The project that I am most fascinated by that came out of Danny’s imagination is that of a 10,000-year-old clock. In 1986, he predicted that the society could be “alarmed” by the year 2000 and its repercussions on software and took on the project to build a mechanical clock that would last 10,000 years. He spoke about the kind of questions that one needs to ask to make something last that long – what kind of material would you use that does not rust or be destroyed over time? where would you install it so that natural calamities would not affect it? how big would it be? How can you ensure that the precision would be maintained thousands of years from now?
Danny said “I want to build a clock that ticks once a year. The century hand advances once every one hundred years, and the cuckoo comes out on the millennium. I want the cuckoo to come out every millennium for the next 10,000 years. If I hurry I should finish the clock in time to see the cuckoo come out for the first time.”
It’s not really the end product or the usefulness of it but the questions that you would need to ask to make something last much beyond your lifetime is the true purpose of this project.
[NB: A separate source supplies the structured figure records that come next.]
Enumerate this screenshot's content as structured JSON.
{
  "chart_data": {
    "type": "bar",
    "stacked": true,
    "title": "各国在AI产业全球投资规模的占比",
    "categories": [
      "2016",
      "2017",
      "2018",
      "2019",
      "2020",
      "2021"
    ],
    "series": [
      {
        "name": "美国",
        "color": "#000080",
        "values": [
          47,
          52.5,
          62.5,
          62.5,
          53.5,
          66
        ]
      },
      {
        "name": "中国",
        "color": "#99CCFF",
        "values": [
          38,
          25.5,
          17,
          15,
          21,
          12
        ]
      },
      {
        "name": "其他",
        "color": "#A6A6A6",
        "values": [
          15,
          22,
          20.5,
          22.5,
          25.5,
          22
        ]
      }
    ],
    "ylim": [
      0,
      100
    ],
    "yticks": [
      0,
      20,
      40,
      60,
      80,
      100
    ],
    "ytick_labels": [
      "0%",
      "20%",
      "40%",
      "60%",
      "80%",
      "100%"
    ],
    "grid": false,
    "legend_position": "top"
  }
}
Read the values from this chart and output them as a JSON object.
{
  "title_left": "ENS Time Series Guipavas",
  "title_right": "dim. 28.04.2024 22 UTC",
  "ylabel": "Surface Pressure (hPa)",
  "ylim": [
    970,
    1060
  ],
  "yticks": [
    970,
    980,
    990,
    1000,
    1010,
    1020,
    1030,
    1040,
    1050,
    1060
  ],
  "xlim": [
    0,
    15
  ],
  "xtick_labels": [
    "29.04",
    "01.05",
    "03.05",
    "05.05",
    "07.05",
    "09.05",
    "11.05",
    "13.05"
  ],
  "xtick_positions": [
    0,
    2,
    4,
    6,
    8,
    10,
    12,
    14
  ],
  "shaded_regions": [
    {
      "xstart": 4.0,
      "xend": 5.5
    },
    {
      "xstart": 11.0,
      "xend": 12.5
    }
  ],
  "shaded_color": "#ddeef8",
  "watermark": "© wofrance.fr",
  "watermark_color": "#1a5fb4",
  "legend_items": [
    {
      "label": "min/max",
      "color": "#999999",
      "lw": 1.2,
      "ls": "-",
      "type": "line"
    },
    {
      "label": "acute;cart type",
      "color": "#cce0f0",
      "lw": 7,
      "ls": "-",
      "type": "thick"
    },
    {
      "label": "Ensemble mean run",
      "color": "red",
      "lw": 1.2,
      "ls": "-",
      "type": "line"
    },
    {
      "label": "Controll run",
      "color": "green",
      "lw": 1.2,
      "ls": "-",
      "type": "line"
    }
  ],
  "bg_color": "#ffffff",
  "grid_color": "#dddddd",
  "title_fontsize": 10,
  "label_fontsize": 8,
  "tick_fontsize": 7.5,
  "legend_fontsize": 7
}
He co-founded “The Long Now” Foundation with Steward Brand and this was the initial project of the foundation. A prototype of the Clock of the Long is on display at the London Science Museum and a full-scale prototype mechanical clock is being installed at a site inside a mountain in western Texas, on a sire owned by Jeff Bezos and is funded by Bezos Expeditions. The lessons learned in the construction of this first full-scale 10,000-year clock will help the final design of the clock in Nevada. In describing the project, Stewart Brand said “such icons reframe the way people think”.
In a world where we live by quarterly results and daily likes, it is refreshing to think of something that can outlast us for generations and become a desired pace to visit centuries from now.
Danny is someone who not just thinks big but stays relevant so that the tech superpowers of every generation still stay in awe of his large thinking and precise implementation. The name of his company “Thinking Machine” is an apt description for Danny himself. And that makes this machine have a heart may have something to do with a bit of India that he carries with him.